Editor Record. I ask a small space this week to speak to the tobacco growers, as I am anxious for them to house and cure this crop of tobacco in good shape.
From all I have seen this is the best crop we have had for fifteen years and it will not do to handle it carelessly. If you expect to get a good price you must get it in the barn in good shape and fire it well, let it yellow well, then start your fires slow, say for 24 hours, then increase them for one day and night, then fire slowly for about ten days, just enough to keep the leaf dry.
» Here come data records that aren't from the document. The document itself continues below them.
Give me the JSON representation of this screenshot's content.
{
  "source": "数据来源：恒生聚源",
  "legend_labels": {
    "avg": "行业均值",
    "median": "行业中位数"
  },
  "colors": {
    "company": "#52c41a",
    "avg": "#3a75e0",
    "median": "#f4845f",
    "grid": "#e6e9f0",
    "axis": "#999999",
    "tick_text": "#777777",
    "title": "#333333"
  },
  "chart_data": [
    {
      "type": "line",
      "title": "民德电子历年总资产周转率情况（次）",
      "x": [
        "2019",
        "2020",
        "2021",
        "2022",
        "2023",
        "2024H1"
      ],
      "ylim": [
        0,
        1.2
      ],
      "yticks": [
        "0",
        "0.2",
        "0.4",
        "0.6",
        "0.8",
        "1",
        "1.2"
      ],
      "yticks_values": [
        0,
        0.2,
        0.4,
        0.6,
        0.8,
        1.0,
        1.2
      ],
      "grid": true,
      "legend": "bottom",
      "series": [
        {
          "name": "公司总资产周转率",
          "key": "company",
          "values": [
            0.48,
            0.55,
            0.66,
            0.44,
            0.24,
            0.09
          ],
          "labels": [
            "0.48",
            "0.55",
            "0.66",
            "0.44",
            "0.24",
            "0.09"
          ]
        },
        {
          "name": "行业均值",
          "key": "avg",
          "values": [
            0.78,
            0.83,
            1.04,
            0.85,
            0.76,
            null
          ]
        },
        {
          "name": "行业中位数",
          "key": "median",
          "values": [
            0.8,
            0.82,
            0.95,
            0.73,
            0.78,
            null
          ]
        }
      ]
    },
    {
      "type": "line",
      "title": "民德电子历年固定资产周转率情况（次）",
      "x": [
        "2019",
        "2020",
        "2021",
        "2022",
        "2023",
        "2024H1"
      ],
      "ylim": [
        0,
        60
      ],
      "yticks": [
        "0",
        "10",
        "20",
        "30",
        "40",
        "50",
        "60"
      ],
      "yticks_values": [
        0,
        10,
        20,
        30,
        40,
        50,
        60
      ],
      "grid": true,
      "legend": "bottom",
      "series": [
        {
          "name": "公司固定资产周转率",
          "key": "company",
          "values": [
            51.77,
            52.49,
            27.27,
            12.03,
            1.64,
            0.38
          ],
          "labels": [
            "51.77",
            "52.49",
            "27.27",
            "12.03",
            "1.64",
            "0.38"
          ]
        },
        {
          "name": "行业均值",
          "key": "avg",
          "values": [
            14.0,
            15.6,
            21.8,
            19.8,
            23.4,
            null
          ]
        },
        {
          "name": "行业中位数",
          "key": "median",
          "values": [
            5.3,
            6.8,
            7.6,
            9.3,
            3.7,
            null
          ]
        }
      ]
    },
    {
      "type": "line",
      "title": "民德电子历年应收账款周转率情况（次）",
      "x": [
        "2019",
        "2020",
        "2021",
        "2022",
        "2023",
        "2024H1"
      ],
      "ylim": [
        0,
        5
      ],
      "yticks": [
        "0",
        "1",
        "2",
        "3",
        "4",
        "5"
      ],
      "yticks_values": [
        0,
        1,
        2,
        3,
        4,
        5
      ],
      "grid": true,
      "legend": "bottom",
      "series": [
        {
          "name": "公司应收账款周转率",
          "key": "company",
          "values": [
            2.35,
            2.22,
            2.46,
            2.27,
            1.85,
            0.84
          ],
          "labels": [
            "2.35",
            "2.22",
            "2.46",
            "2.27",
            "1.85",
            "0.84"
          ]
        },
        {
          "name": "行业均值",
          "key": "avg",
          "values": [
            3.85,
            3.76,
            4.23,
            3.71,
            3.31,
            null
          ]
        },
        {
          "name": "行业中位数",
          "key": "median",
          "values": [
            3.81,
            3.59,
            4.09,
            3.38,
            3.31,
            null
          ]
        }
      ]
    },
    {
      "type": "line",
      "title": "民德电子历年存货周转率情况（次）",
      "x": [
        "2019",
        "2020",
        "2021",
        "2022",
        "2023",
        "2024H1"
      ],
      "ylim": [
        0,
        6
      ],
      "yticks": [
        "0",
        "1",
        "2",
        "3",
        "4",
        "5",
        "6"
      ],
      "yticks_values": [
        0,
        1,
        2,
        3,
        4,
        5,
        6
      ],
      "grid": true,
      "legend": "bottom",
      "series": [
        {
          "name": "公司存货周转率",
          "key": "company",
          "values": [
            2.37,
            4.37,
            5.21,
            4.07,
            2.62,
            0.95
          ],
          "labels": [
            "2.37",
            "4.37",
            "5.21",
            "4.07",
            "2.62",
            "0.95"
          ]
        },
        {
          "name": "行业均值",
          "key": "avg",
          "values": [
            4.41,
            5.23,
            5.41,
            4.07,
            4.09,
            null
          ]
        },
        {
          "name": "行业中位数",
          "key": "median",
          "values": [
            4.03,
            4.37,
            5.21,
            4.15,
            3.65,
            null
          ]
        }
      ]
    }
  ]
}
If it comes in order a little at night dry it out during the day until it is thoroughly cured. The best color is a cherry red, the next best color is a rich brown or a solid dark.
This year you will need more barn room and more sticks, and you are liable to put too much on the stick and crowd it in the barn. You will have to guard against this or you will have house burnt tobacco. House burnt tobacco is almost worthless as well as sun burnt tobacco. You can make or ruin a crop of tobacco from the knife on.
Since the Trust has got control of the tobacco business they are very particular as to how the tobacco is classed, and if you are curing your tobacco by bad management, get mixed colors, it is hard to class, which will cut the price fully $1.00 on the 100 pounds. If you do not want mixed colors let your tobacco yellow well and fire slow in the start and fire until your tobacco is well cured.